Bundesgerichtshof
Beschl. v. 12.01.1988, Az.: 5 StR 547/87
Eigenes Recht des Vertreidigers zur Antragstellung nach § 33a Strafprozessordnung (StPO)
Bibliographie
- Gericht
- BGH
- Datum
- 12.01.1988
- Aktenzeichen
- 5 StR 547/87
- Entscheidungsform
- Beschluss
- Referenz
- WKRS 1988, 16338
- Entscheidungsname
- [keine Angabe]
- ECLI
- [keine Angabe]
Rechtsgrundlage
Verfahrensgegenstand
Bestechlichkeit u.a.
Prozessgegner
Studiendirekter Jörg H. aus B., dort geboren am ... 1939
Der 5. Strafsenat des Bundesgerichtshofs hat
am 12. Januar 1988
beschlossen:
Tenor:
Der Antrag des Rechtsanwalts Z., ihn als Verteidiger nach § 33 a StPO nachträglich anzuhören, wird als unzulässig zurückgewiesen.
Gründe
Der Senat hat am 17. November 1987 auf Antrag des Generalbundesanwalts die Revision des Angeklagten nach § 349 Abs. 2 StPO verworfen. Dieser Antrag ist Rechtsanwalt Dr. W. als Verteidiger des Angeklagten, der allein die Revision begründet hat, zugestellt worden. Der Senat hat erst nach Ablauf der Zweiwochenfrist und nach Eingang der Gegenerklärung dieses Verteidigers entschieden. Gegen diesen Beschluß wendet sich Rechtsanwalt Ziegler mit einem Antrag auf Nachholung des rechtlichen Gehörs.

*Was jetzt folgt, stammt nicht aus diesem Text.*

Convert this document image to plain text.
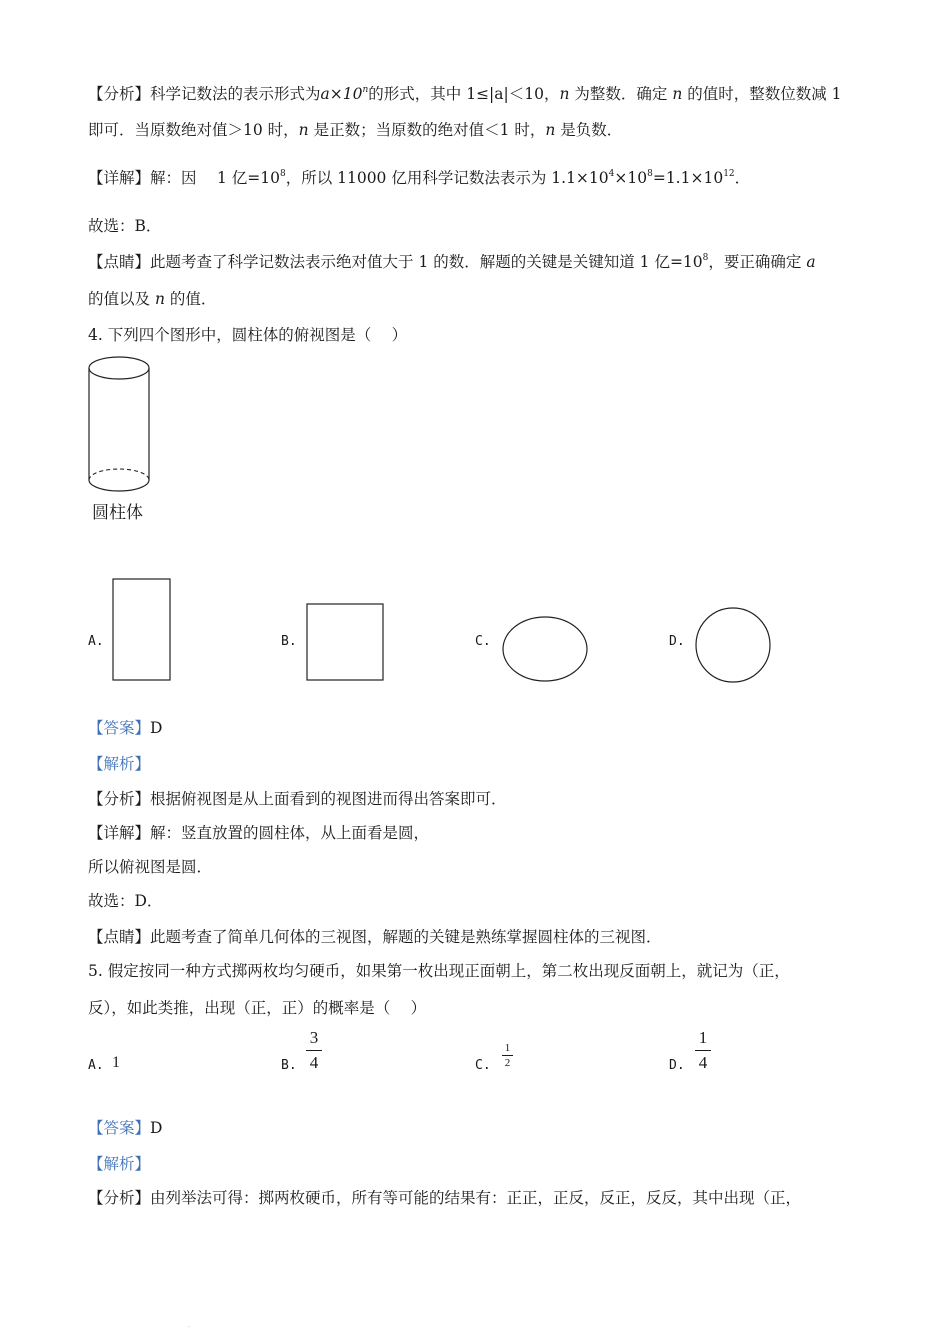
【分析】科学记数法的表示形式为$a\times 10^n$的形式，其中 1≤|a|＜10，n 为整数．确定 n 的值时，整数位数减 1
即可．当原数绝对值＞10 时，n 是正数；当原数的绝对值＜1 时，n 是负数．
【详解】解：因　 1 亿$=10^8$，所以 11000 亿用科学记数法表示为 $1.1\times 10^4\times 10^8=1.1\times 10^{12}$．
故选：B．
【点睛】此题考查了科学记数法表示绝对值大于 1 的数．解题的关键是关键知道 1 亿$=10^8$，要正确确定 a
的值以及 n 的值．
4. 下列四个图形中，圆柱体的俯视图是（　 ）
圆柱体
A.	B.	C.	D.
【答案】D
【解析】
【分析】根据俯视图是从上面看到的视图进而得出答案即可．
【详解】解：竖直放置的圆柱体，从上面看是圆，
所以俯视图是圆．
故选：D．
【点睛】此题考查了简单几何体的三视图，解题的关键是熟练掌握圆柱体的三视图．
5. 假定按同一种方式掷两枚均匀硬币，如果第一枚出现正面朝上，第二枚出现反面朝上，就记为（正，
反），如此类推，出现（正，正）的概率是（　 ）
A. 1	B.
3
4	C.
1
2	D.
1
4
【答案】D
【解析】
【分析】由列举法可得：掷两枚硬币，所有等可能的结果有：正正，正反，反正，反反，其中出现（正，
.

Die Voraussetzungen des § 33 a StPO liegen schon deshalb nicht vor, weil der Senat in seiner Entscheidung keine Tatsachen oder Beweisergebnisse verwertet hat, zu denen der Angeklagte nicht gehört worden ist (BGH Beschluß vom 9. April 1987 - 3 StR 543/86 = BGHR StPO § 33 a Satz 1 - Anhörung 1). Dem Antragsteller steht als Verteidiger kein eigenes Recht zur Antragstellung nach § 33 a StPO zu. Er wird durch die Entscheidung des Senats selbst nicht benachteiligt. Dieses Recht kann er entgegen seinem Vorbringen auch nicht daraus herleiten, daß ihm der Antrag des Generalbundesanwalts nicht nach § 349 Abs. 3 StPO zugestellt worden ist. Der Antragsteller hat zwar eine Vollmacht zu den Akten gereicht, hat sich am Revisionsverfahren aber ausweislich der eingereichten Schriftsätze nicht beteiligt. Der Generalbundesanwalt brauchte ihm unter diesen Umständen seinen Antrag nach § 349 Abs. 2 StPO nicht mitzuteilen.